Suction lipectomy, also called liposuction or lipo, is a very common cosmetic surgery procedure. It can be performed to remove excess fat from many different parts of the body, but the most common surgical sites are the arms, stomach area, and buttocks. Modern advancements in suction lipectomy techniques and medical monitoring devices allow the procedure to be performed quickly with very few risks. Most people who undergo the procedure are able to recover within a few days or weeks, though they may need to keep attending doctor's appointments or take medications to combat other health issues related to obesity or an underlying disease.

For most people, suction lipectomy is a purely elective surgery. It is usually performed to improve a person's appearance and perhaps his or her self-confidence as well. Rarely is suction lipectomy considered a necessity to treat a condition or prevent health complications. Doctors generally encourage people who are concerned about their weight to try to get into shape through healthy diets and regular exercise before thinking about surgery. If lifestyle choices fail to produce desired results, patients can discuss the details of liposuction with their physicians.


Several factors are taken into consideration to determine if a patient is a good candidate for the procedure. For example, a doctor generally performs a thorough physical examination to make sure a person's skin is elastic enough to tighten up sufficiently after fat is removed. Underlying conditions such as diabetes, high blood pressure, atherosclerosis, or cancer may make liposuction too risky. In general, adult patients who are only slightly overweight and otherwise in fair health are the best candidates for suction lipectomy.

There are many different suction lipectomy techniques, and a surgeon chooses the right one based on the amount, consistency, and location of the fat deposit to be removed. The most common procedure involves injecting a local anesthetic, blood clotting solution, and lubricant into an area of fat cells. The surgeon then makes a small skin incision and inserts a hollow straw called a cannula into the fatty tissue. A vacuum device is used to suck fat through the cannula as the surgeon moves it about. Ultrasonic waves may be administered during the procedure to help break apart and liquefy fatty tissue so it is easier to remove.

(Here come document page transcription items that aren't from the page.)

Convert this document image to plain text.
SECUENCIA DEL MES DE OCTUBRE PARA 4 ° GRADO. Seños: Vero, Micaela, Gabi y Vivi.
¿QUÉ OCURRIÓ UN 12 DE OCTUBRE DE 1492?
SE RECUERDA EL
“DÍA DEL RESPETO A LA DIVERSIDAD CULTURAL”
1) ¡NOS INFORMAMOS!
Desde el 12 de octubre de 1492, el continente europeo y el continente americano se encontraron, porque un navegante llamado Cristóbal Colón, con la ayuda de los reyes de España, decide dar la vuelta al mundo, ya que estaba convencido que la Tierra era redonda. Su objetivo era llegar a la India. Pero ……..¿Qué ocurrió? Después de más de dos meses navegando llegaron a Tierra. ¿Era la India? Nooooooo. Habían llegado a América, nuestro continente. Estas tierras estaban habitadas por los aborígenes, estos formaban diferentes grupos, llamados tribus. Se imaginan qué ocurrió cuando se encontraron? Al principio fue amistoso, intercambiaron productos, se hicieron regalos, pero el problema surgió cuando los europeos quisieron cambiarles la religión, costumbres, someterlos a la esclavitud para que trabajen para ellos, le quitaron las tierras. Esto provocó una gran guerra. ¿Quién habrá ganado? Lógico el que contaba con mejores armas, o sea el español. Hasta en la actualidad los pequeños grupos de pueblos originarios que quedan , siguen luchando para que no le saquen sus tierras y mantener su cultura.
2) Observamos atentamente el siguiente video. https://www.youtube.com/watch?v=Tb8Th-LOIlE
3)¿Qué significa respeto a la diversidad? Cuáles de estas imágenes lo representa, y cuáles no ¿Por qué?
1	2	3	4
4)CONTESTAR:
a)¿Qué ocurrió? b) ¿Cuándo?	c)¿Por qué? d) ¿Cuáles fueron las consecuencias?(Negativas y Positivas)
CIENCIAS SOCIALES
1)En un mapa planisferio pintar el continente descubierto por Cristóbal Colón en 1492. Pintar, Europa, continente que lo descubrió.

The entire procedure can usually be completed in less than one hour as long as complications do not arise. A patient usually needs to stay in the hospital or surgical center overnight so nurses can treat the surgical wound and make sure that he or she recovers from the anesthesia. After leaving the hospital, a person is generally instructed to rest for a few days before returning to physical activity. Follow-up visits with the surgeon or a primary care doctor are important to assess the effectiveness of the procedure and determine if additional medical or surgical care is needed.